Input alignment format:

-M a2m

use A2M/A3M (default): upper case = Match; lower case = Insert;

’ -’ = Delete; ’.’ = gaps aligned to inserts (may be omitted)

-M first

use FASTA: columns with residue in 1st sequence are match states

-M [0,100]

use FASTA: columns with fewer than X% gaps are match states

-tags/-notags

do NOT / do neutralize His-, C-myc-, FLAG-tags, and trypsin recognition sequence to background distribution (def=-notags)

Output options:

-o <file>

write results in standard format to file (default=<infile.hhr>)

-oa3m <file>

write result MSA with significant matches in a3m format

-opsi <file>

write result MSA of significant matches in PSI-BLAST format

-ohhm <file>

write HHM file for result MSA of significant matches

-oalis <name>

write MSAs in A3M format after each iteration

-blasttab <name> write result in tabular BLAST format (compatible to -m 8 or -outfmt 6 output)

1

2 3 4 5 6 8 9 10 11 12

’query target #match/tLen #mismatch #gapOpen qstart qend tstart tend eval score’

-add_cons

generate consensus sequence as master sequence of query MSA (default=don’t)

-hide_cons

don’t show consensus sequence in alignments (default=show)

-hide_pred

don’t show predicted 2ndary structure in alignments (default=show)

-hide_dssp

don’t show DSSP 2ndary structure in alignments (default=show)

-show_ssconf

show confidences for predicted 2ndary structure in alignments

-Ofas <file>

write pairwise alignments in FASTA xor A2M (-Oa2m) xor A3M (-Oa3m) format

-seq <int>

max. number of query/template sequences displayed (default=1)

-aliw <int>

number of columns per line in alignment list (default=80)

-p [0,100]

minimum probability in summary and alignment list (default=20)

-E [0,inf[

maximum E-value in summary and alignment list (default=1E+06)

-Z <int>

maximum number of lines in summary hit list (default=500)

-z <int>

minimum number of lines in summary hit list (default=10)

-B <int>

maximum number of alignments in alignment list (default=500)

-b <int>

minimum number of alignments in alignment list (default=10)

Prefilter options
-noprefilt

disable all filter steps

-noaddfilter

disable all filter steps (except for fast prefiltering)

-maxfilt

max number of hits allowed to pass 2nd prefilter (default=20000)

-min_prefilter_hits

min number of hits to pass prefilter (default=100)

-prepre_smax_thresh

min score threshold of ungapped prefilter (default=10)

-pre_evalue_thresh

max E-value threshold of Smith-Waterman prefilter score (default=1000.0)

-pre_bitfactor

prefilter scores are in units of 1 bit / pre_bitfactor (default=4)

-pre_gap_open

gap open penalty in prefilter Smith-Waterman alignment (default=20)

-pre_gap_extend

gap extend penalty in prefilter Smith-Waterman alignment (default=4)

-pre_score_offset

offset on sequence profile scores in prefilter S-W alignment (default=50)

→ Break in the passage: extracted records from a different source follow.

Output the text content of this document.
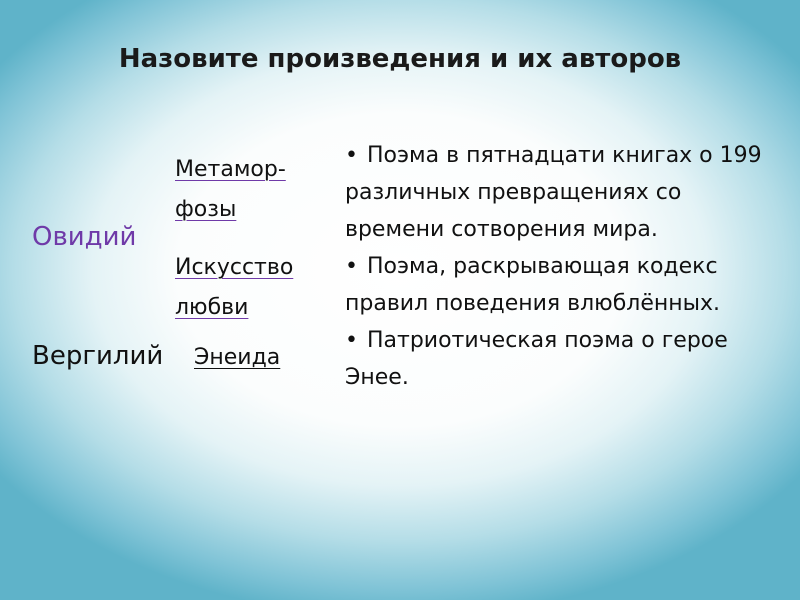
Назовите произведения и их авторов
Овидий
Метамор-
фозы
Искусство
любви
Вергилий Энеида

• Поэма в пятнадцати книгах о 199 различных превращениях со времени сотворения мира.

• Поэма, раскрывающая кодекс правил поведения влюблённых.

• Патриотическая поэма о герое Энее.
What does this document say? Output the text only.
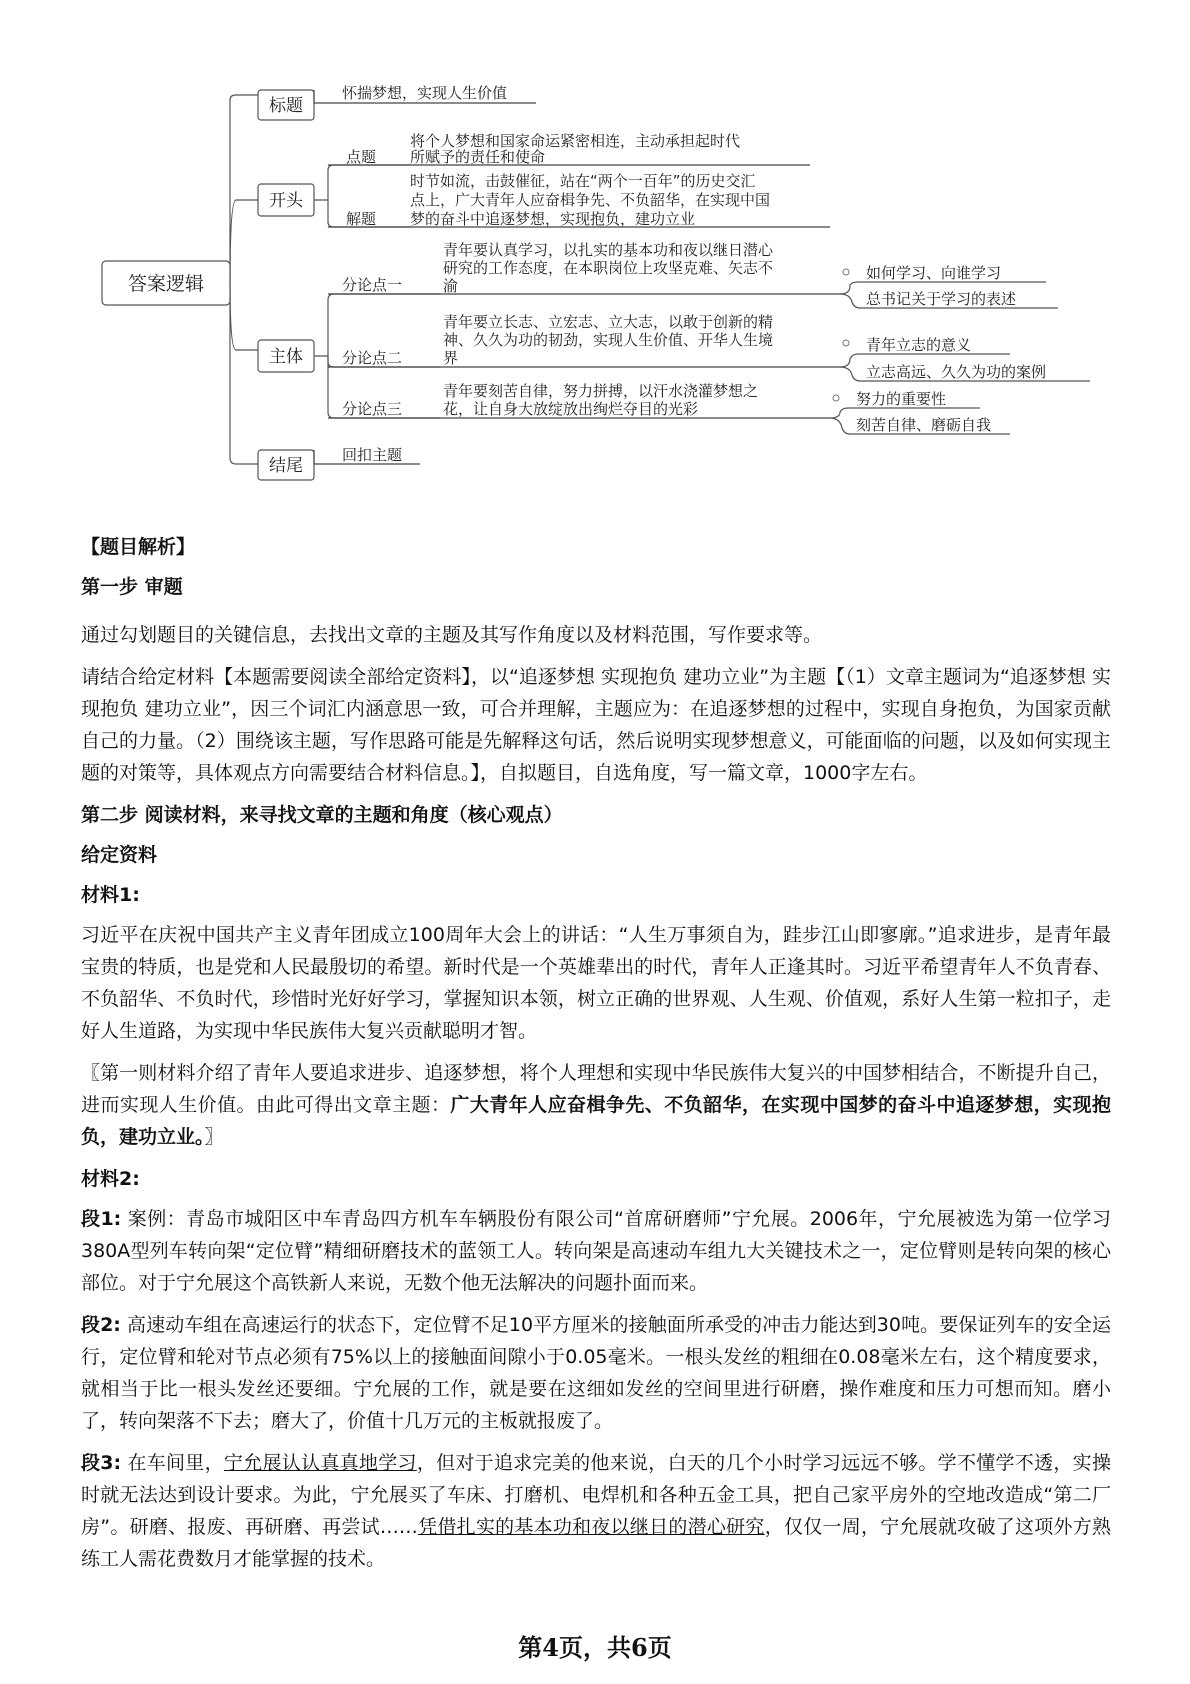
答案逻辑
标题
怀揣梦想，实现人生价值
开头
点题
解题
将个人梦想和国家命运紧密相连，主动承担起时代
所赋予的责任和使命
时节如流，击鼓催征，站在“两个一百年”的历史交汇
点上，广大青年人应奋楫争先、不负韶华，在实现中国
梦的奋斗中追逐梦想，实现抱负，建功立业
主体
分论点一
青年要认真学习，以扎实的基本功和夜以继日潜心
研究的工作态度，在本职岗位上攻坚克难、矢志不
渝
如何学习、向谁学习
总书记关于学习的表述
分论点二
青年要立长志、立宏志、立大志，以敢于创新的精
神、久久为功的韧劲，实现人生价值、开华人生境
界
青年立志的意义
立志高远、久久为功的案例
分论点三
青年要刻苦自律，努力拼搏，以汗水浇灌梦想之
花，让自身大放绽放出绚烂夺目的光彩
努力的重要性
刻苦自律、磨砺自我
结尾
回扣主题
【题目解析】
第一步 审题

通过勾划题目的关键信息，去找出文章的主题及其写作角度以及材料范围，写作要求等。

请结合给定材料【本题需要阅读全部给定资料】，以“追逐梦想 实现抱负 建功立业”为主题【（1）文章主题词为“追逐梦想 实现抱负 建功立业”，因三个词汇内涵意思一致，可合并理解，主题应为：在追逐梦想的过程中，实现自身抱负，为国家贡献自己的力量。（2）围绕该主题，写作思路可能是先解释这句话，然后说明实现梦想意义，可能面临的问题，以及如何实现主题的对策等，具体观点方向需要结合材料信息。】，自拟题目，自选角度，写一篇文章，1000字左右。

第二步 阅读材料，来寻找文章的主题和角度（核心观点）
给定资料
材料1:

习近平在庆祝中国共产主义青年团成立100周年大会上的讲话：“人生万事须自为，跬步江山即寥廓。”追求进步，是青年最宝贵的特质，也是党和人民最殷切的希望。新时代是一个英雄辈出的时代，青年人正逢其时。习近平希望青年人不负青春、不负韶华、不负时代，珍惜时光好好学习，掌握知识本领，树立正确的世界观、人生观、价值观，系好人生第一粒扣子，走好人生道路，为实现中华民族伟大复兴贡献聪明才智。

〖第一则材料介绍了青年人要追求进步、追逐梦想，将个人理想和实现中华民族伟大复兴的中国梦相结合，不断提升自己，进而实现人生价值。由此可得出文章主题：广大青年人应奋楫争先、不负韶华，在实现中国梦的奋斗中追逐梦想，实现抱负，建功立业。〗

材料2:

段1: 案例：青岛市城阳区中车青岛四方机车车辆股份有限公司“首席研磨师”宁允展。2006年，宁允展被选为第一位学习380A型列车转向架“定位臂”精细研磨技术的蓝领工人。转向架是高速动车组九大关键技术之一，定位臂则是转向架的核心部位。对于宁允展这个高铁新人来说，无数个他无法解决的问题扑面而来。

段2: 高速动车组在高速运行的状态下，定位臂不足10平方厘米的接触面所承受的冲击力能达到30吨。要保证列车的安全运行，定位臂和轮对节点必须有75%以上的接触面间隙小于0.05毫米。一根头发丝的粗细在0.08毫米左右，这个精度要求，就相当于比一根头发丝还要细。宁允展的工作，就是要在这细如发丝的空间里进行研磨，操作难度和压力可想而知。磨小了，转向架落不下去；磨大了，价值十几万元的主板就报废了。

段3: 在车间里，宁允展认认真真地学习，但对于追求完美的他来说，白天的几个小时学习远远不够。学不懂学不透，实操时就无法达到设计要求。为此，宁允展买了车床、打磨机、电焊机和各种五金工具，把自己家平房外的空地改造成“第二厂房”。研磨、报废、再研磨、再尝试……凭借扎实的基本功和夜以继日的潜心研究，仅仅一周，宁允展就攻破了这项外方熟练工人需花费数月才能掌握的技术。

第4页，共6页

Filter options applied to query MSA, database MSAs, and result MSA

-all

show all sequences in result MSA; do not filter result MSA

-interim_filter NONE|FULL

filter sequences of query MSA during merging to avoid early stop (default: FULL)

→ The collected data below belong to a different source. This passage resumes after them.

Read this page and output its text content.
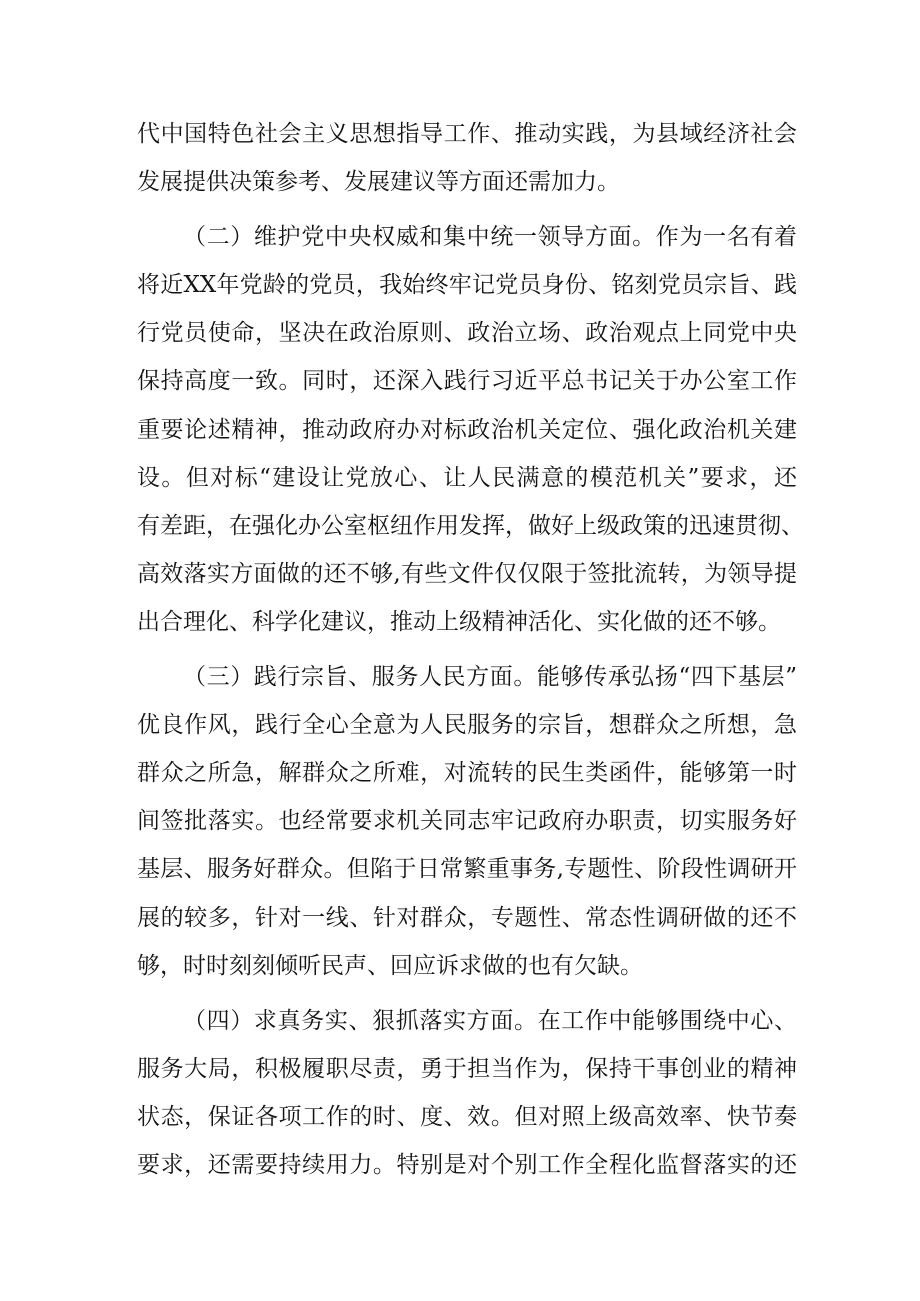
代中国特色社会主义思想指导工作、推动实践，为县域经济社会
发展提供决策参考、发展建议等方面还需加力。
（二）维护党中央权威和集中统一领导方面。作为一名有着
将近XX年党龄的党员，我始终牢记党员身份、铭刻党员宗旨、践
行党员使命，坚决在政治原则、政治立场、政治观点上同党中央
保持高度一致。同时，还深入践行习近平总书记关于办公室工作
重要论述精神，推动政府办对标政治机关定位、强化政治机关建
设。但对标“建设让党放心、让人民满意的模范机关”要求，还
有差距，在强化办公室枢纽作用发挥，做好上级政策的迅速贯彻、
高效落实方面做的还不够,有些文件仅仅限于签批流转，为领导提
出合理化、科学化建议，推动上级精神活化、实化做的还不够。
（三）践行宗旨、服务人民方面。能够传承弘扬“四下基层”
优良作风，践行全心全意为人民服务的宗旨，想群众之所想，急
群众之所急，解群众之所难，对流转的民生类函件，能够第一时
间签批落实。也经常要求机关同志牢记政府办职责，切实服务好
基层、服务好群众。但陷于日常繁重事务,专题性、阶段性调研开
展的较多，针对一线、针对群众，专题性、常态性调研做的还不
够，时时刻刻倾听民声、回应诉求做的也有欠缺。
（四）求真务实、狠抓落实方面。在工作中能够围绕中心、
服务大局，积极履职尽责，勇于担当作为，保持干事创业的精神
状态，保证各项工作的时、度、效。但对照上级高效率、快节奏
要求，还需要持续用力。特别是对个别工作全程化监督落实的还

NONE: disables the intermediate filter FULL: if an early stop occurs compare filter seqs in an all vs. all comparison

-id

[0,100] maximum pairwise sequence identity (def=90)

-diff [0,inf[

filter MSAs by selecting most diverse set of sequences, keeping at least this many seqs in each MSA block of length 50 Zero and non-numerical values turn off the filtering. (def=1000)

-cov

[0,100] minimum coverage with master sequence (%) (def=0)

-qid

[0,100] minimum sequence identity with master sequence (%) (def=0)

-qsc

[0,100] minimum score per column with master sequence (default=-20.0)

-neff [1,inf]

target diversity of multiple sequence alignment (default=off)

-mark

do not filter out sequences marked by ">@"in their name line

HMM-HMM alignment options:

-norealign

do NOT realign displayed hits with MAC algorithm (def=realign)

-realign_old_hits

realign hits from previous iterations

-mact [0,1[

posterior prob threshold for MAC realignment controlling greediness at alignment ends: 0:global >0.1:local (default=0.35)

-glob/-loc

use global/local alignment mode for searching/ranking (def=local)

-realign

realign displayed hits with max. accuracy (MAC) algorithm

-realign_max <int>

realign max. <int> hits (default=500)

-ovlp <int>

banded alignment: forbid <ovlp> largest diagonals |i-j| of DP matrix (def=0)

-alt <int>

show up to this many alternative alignments with raw score > smin(def=4)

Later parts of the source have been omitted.